Why so pale and wan fond lover?

Prithee why so pale?

Will, when looking well can’t move her,

Looking ill prevail?

Prithee why so pale?


Why so dull and mute young sinner?

Prithee why so mute?

Will, when speaking well can’t win her,

Saying nothing do’t?

Prithee why so mute?


Quit, quit for shame, this will not move,

This cannot take her;

If of herself she will not love,

Nothing can make her;

The devil take her.



At A Wedding


Her feet beneath her petticoat

Like little mice, stole in and out,

As if they feared the light.

And oh! She dances such a way

No sun upon an Easter day

Is half so fine a sight.



Sonnet I


Dost see how unregarded now

That piece of beauty passes?

There was a time when I did vow

To that alone;

But mark the fate of faces;

The red and white works now no more on me

Than if it could not charm, or I not see.

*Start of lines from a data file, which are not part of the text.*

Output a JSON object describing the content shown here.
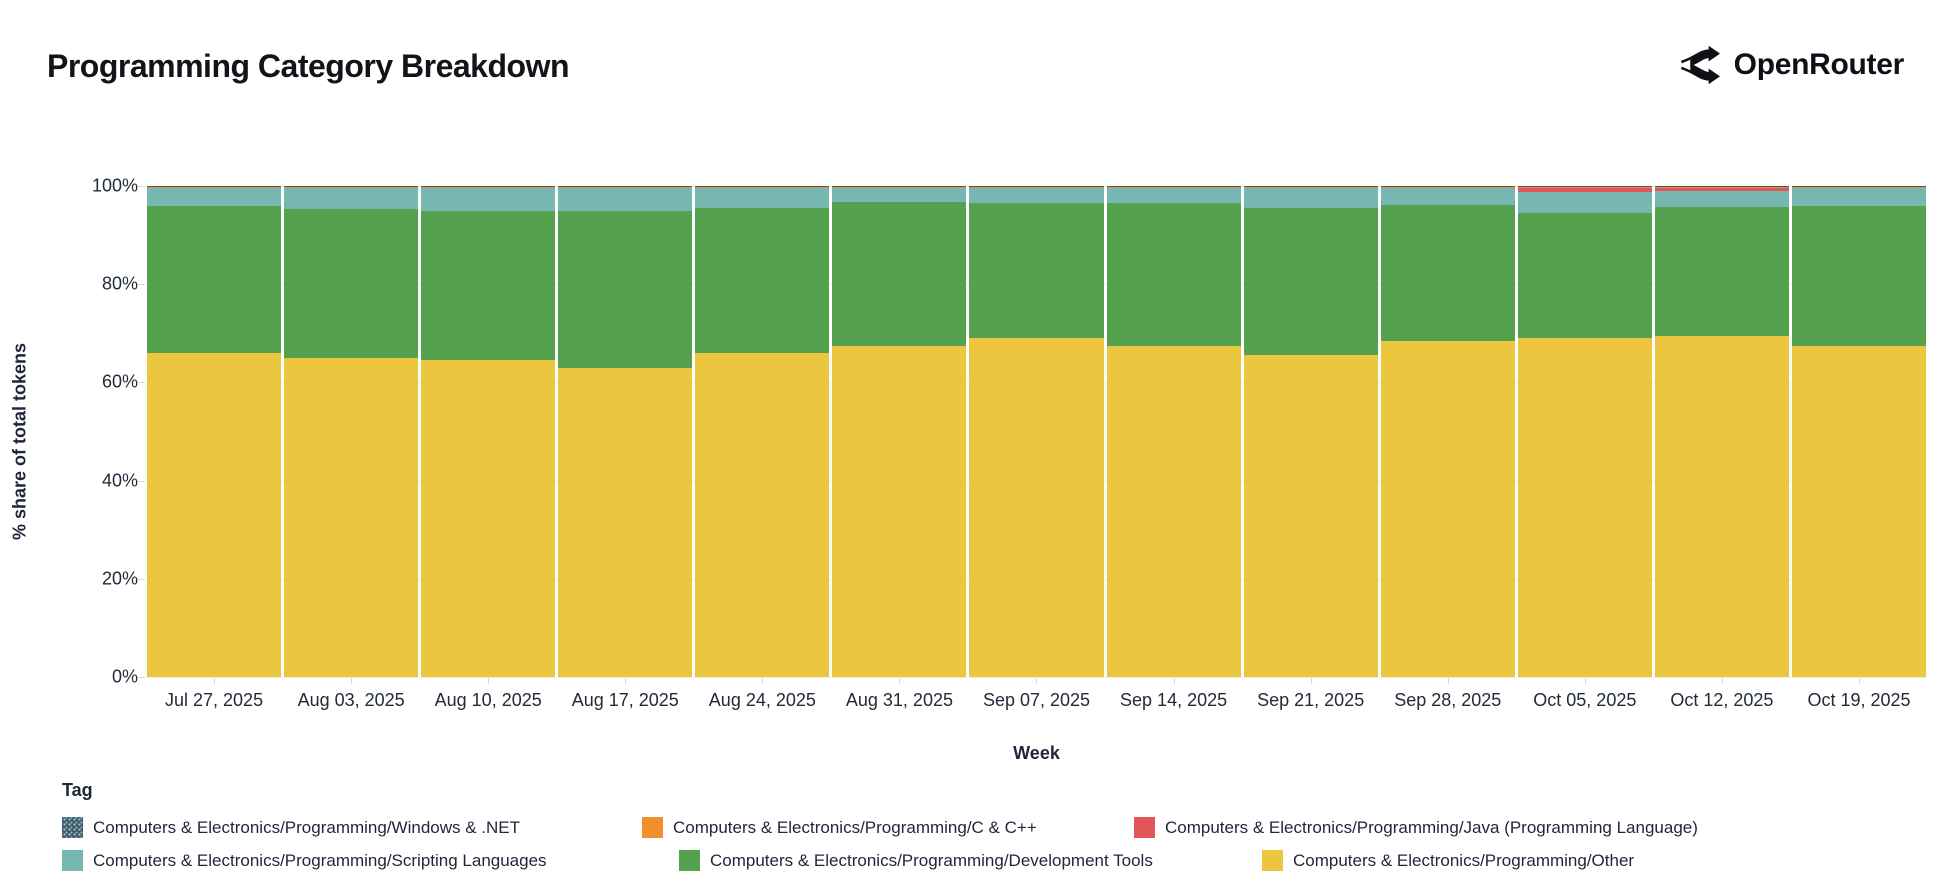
{
  "header": {
    "title": "Programming Category Breakdown",
    "brand": "OpenRouter"
  },
  "colors": {
    "windows_dotnet": "#47566b",
    "c_cpp": "#f28e2b",
    "java": "#e15759",
    "scripting": "#76b7b2",
    "dev_tools": "#55a14e",
    "other": "#ecc63e",
    "axis_text": "#222b3a",
    "grid": "#ececec"
  },
  "chart_data": {
    "type": "bar",
    "stacked": true,
    "normalized_percent": true,
    "title": "Programming Category Breakdown",
    "xlabel": "Week",
    "ylabel": "% share of total tokens",
    "ylim": [
      0,
      100
    ],
    "y_ticks": [
      "0%",
      "20%",
      "40%",
      "60%",
      "80%",
      "100%"
    ],
    "grid": true,
    "legend_title": "Tag",
    "legend_position": "bottom",
    "categories": [
      "Jul 27, 2025",
      "Aug 03, 2025",
      "Aug 10, 2025",
      "Aug 17, 2025",
      "Aug 24, 2025",
      "Aug 31, 2025",
      "Sep 07, 2025",
      "Sep 14, 2025",
      "Sep 21, 2025",
      "Sep 28, 2025",
      "Oct 05, 2025",
      "Oct 12, 2025",
      "Oct 19, 2025"
    ],
    "series": [
      {
        "name": "Computers & Electronics/Programming/Other",
        "color_key": "other",
        "values": [
          66.0,
          65.0,
          64.5,
          63.0,
          66.0,
          67.5,
          69.0,
          67.5,
          65.5,
          68.5,
          69.0,
          69.5,
          67.5
        ]
      },
      {
        "name": "Computers & Electronics/Programming/Development Tools",
        "color_key": "dev_tools",
        "values": [
          29.9,
          30.4,
          30.4,
          31.9,
          29.6,
          29.2,
          27.6,
          29.1,
          30.1,
          27.6,
          25.5,
          26.2,
          28.4
        ]
      },
      {
        "name": "Computers & Electronics/Programming/Scripting Languages",
        "color_key": "scripting",
        "values": [
          3.7,
          4.2,
          4.7,
          4.7,
          4.0,
          2.9,
          3.0,
          3.0,
          4.0,
          3.5,
          4.2,
          3.2,
          3.7
        ]
      },
      {
        "name": "Computers & Electronics/Programming/Java (Programming Language)",
        "color_key": "java",
        "values": [
          0.1,
          0.1,
          0.1,
          0.1,
          0.1,
          0.1,
          0.1,
          0.1,
          0.1,
          0.1,
          1.0,
          0.8,
          0.1
        ]
      },
      {
        "name": "Computers & Electronics/Programming/C & C++",
        "color_key": "c_cpp",
        "values": [
          0.2,
          0.2,
          0.2,
          0.2,
          0.2,
          0.2,
          0.2,
          0.2,
          0.2,
          0.2,
          0.2,
          0.2,
          0.2
        ]
      },
      {
        "name": "Computers & Electronics/Programming/Windows & .NET",
        "color_key": "windows_dotnet",
        "values": [
          0.1,
          0.1,
          0.1,
          0.1,
          0.1,
          0.1,
          0.1,
          0.1,
          0.1,
          0.1,
          0.1,
          0.1,
          0.1
        ]
      }
    ],
    "legend_items": [
      [
        {
          "label": "Computers & Electronics/Programming/Windows & .NET",
          "color_key": "windows_dotnet",
          "patterned": true
        },
        {
          "label": "Computers & Electronics/Programming/C & C++",
          "color_key": "c_cpp",
          "patterned": false
        },
        {
          "label": "Computers & Electronics/Programming/Java (Programming Language)",
          "color_key": "java",
          "patterned": false
        }
      ],
      [
        {
          "label": "Computers & Electronics/Programming/Scripting Languages",
          "color_key": "scripting",
          "patterned": false
        },
        {
          "label": "Computers & Electronics/Programming/Development Tools",
          "color_key": "dev_tools",
          "patterned": false
        },
        {
          "label": "Computers & Electronics/Programming/Other",
          "color_key": "other",
          "patterned": false
        }
      ]
    ]
  }
}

And yet the face continues good,

And I have still desires,

Am still the selfsame flesh and blood,

As apt to melt

And suffer from those fires;

Oh some kind pow'r unriddle where it lies,

Whether my heart be faulty, or her eyes?


She ev'ry day her man does kill,

And I as often die;

Neither her power then, nor my will

Can question'd be.

What is the mystery?

Sure beauty's empires, like to greater states,

Have certain periods set, and hidden fates.